Sen. Lindsey Graham of South Carolina, whose highly charged defense of Kavanaugh turned heads this past week, dismissed the need to question witnesses about Kavanaugh’s youthful drinking.

Instead, he called for an inquiry into Senate Democrats’ interactions with Ford, accusing lawmakers across the aisle of betraying her trust by recommending that she hire a particular lawyer, leaking the existence of a letter she had written and disclosing the existence of an additional unrelated anonymous accusation against Kavanaugh.

“I think you’re trying to portray him as a stumbling, bumbling drunk gang rapist who, during high school and college, was Bill Cosby,” Graham said on ABC’s “This Week.” “Six FBI background checks over the years would have uncovered this.”

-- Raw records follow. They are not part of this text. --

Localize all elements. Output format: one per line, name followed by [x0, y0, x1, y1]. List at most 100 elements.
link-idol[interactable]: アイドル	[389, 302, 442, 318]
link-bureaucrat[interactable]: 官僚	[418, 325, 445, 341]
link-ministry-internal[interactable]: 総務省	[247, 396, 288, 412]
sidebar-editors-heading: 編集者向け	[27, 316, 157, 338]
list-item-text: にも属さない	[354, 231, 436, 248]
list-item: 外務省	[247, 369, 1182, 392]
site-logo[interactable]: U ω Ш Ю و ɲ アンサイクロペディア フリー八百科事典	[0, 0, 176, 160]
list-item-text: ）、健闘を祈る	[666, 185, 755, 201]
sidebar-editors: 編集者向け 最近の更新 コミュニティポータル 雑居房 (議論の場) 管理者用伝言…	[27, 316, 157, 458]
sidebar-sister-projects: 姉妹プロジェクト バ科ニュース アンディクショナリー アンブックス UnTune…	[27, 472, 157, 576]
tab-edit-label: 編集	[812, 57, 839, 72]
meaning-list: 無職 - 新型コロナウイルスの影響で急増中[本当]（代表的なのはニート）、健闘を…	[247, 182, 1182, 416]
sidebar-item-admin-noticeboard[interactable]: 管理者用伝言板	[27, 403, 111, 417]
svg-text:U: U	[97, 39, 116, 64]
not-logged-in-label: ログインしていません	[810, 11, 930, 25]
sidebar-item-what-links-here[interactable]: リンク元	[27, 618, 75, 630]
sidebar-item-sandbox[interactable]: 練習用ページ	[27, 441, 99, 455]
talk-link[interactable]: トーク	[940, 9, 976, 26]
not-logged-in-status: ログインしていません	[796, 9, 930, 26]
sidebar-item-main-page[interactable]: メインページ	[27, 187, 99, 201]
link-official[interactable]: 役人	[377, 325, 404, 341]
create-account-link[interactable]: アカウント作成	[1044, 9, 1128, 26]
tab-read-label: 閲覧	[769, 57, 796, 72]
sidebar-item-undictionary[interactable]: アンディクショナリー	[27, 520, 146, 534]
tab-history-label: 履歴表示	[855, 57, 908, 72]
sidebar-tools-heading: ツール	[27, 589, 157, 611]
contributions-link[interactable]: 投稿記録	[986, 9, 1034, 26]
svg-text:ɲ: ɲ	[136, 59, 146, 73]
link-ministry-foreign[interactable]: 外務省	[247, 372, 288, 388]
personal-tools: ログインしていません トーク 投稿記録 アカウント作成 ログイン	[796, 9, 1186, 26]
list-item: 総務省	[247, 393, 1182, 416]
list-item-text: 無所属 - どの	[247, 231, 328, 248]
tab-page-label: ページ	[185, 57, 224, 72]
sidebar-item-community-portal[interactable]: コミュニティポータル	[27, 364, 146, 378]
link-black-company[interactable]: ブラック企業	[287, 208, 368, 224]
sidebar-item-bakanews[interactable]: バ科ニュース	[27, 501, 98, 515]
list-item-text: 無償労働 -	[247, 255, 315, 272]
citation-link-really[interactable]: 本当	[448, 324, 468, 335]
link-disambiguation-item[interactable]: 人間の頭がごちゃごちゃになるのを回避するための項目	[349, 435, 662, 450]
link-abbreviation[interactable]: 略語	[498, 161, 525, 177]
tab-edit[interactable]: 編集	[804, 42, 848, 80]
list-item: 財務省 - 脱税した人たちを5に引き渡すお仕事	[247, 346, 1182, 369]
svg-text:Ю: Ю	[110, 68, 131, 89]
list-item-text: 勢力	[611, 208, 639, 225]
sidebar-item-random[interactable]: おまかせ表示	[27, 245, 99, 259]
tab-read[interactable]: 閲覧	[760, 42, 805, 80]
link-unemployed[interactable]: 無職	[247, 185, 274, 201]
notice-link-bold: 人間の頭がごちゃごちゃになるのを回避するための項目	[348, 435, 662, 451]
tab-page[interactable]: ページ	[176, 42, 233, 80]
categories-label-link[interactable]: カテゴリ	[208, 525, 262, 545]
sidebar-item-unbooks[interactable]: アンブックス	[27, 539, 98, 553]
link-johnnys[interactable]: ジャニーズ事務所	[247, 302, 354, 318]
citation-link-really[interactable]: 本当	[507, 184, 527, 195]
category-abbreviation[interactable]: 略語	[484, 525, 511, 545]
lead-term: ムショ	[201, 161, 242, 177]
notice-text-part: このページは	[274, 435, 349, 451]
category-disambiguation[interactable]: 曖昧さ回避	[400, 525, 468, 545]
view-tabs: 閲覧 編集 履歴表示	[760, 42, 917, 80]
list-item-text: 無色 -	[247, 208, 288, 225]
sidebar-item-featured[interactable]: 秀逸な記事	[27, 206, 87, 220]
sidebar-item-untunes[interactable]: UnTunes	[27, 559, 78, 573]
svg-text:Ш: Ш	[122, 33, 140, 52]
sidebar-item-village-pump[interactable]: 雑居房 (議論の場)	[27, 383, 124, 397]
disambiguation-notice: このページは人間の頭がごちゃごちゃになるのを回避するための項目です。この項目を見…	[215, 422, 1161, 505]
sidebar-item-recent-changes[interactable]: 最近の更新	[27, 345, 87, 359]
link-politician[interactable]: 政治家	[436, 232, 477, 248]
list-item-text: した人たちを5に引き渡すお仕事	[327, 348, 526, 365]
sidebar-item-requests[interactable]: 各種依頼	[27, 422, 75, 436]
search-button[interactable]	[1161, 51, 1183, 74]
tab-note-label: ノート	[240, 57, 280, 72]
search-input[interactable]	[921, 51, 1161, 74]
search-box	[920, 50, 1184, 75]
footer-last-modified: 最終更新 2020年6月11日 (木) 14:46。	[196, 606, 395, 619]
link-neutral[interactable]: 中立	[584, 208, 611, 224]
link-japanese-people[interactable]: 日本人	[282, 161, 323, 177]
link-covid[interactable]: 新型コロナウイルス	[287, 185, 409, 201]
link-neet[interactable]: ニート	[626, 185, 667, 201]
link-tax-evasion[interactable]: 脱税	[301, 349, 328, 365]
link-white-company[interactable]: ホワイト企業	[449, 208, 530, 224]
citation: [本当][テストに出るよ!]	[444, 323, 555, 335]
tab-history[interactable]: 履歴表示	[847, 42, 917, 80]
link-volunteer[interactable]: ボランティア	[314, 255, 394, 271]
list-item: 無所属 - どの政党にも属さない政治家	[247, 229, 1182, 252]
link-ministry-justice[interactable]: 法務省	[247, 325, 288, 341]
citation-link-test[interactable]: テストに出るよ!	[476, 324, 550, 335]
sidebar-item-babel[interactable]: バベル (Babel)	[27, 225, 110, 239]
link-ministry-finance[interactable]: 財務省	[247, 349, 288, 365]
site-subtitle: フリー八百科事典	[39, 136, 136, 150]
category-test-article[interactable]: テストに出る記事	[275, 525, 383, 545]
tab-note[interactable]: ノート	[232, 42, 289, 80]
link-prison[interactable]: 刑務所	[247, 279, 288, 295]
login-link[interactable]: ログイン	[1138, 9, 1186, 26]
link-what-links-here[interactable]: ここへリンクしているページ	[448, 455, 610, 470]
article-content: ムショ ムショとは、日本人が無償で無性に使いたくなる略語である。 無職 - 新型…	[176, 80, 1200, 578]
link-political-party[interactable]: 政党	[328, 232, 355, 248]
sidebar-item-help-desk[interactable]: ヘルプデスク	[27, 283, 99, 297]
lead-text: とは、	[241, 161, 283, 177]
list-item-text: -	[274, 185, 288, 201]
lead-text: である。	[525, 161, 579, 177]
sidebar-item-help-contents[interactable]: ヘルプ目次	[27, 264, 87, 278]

Graham said the parameters of the probe are based on the wishes of three wavering colleagues — Sens. Collins; Jeff Flake, R-Ariz.; and Lisa Murkowski, R-Alaska — for a “limited review.”

“They wanted … the FBI to talk with the witnesses that Dr. Ford named,” he said Sunday. “They want to talk to Ms. Ramirez, because she refused to talk to the committee. They’re going to Mark Judge — ‘Did you ever see Brett Kavanaugh drug women or engage in gang rape?’ I think that’s going to be the focus of it.”

Flake, who prompted the new FBI probe by threatening to withhold his vote to confirm Kavanaugh, said in a “60 Minutes” interview set to air Sunday that he found Kavanaugh’s testimony Thursday to be “partisan” at times and that “his interaction with some of the members was a little too sharp.”

But, he said, he understood his anger. “If I was unjustly accused, that’s how I would feel, as well,” Flake said.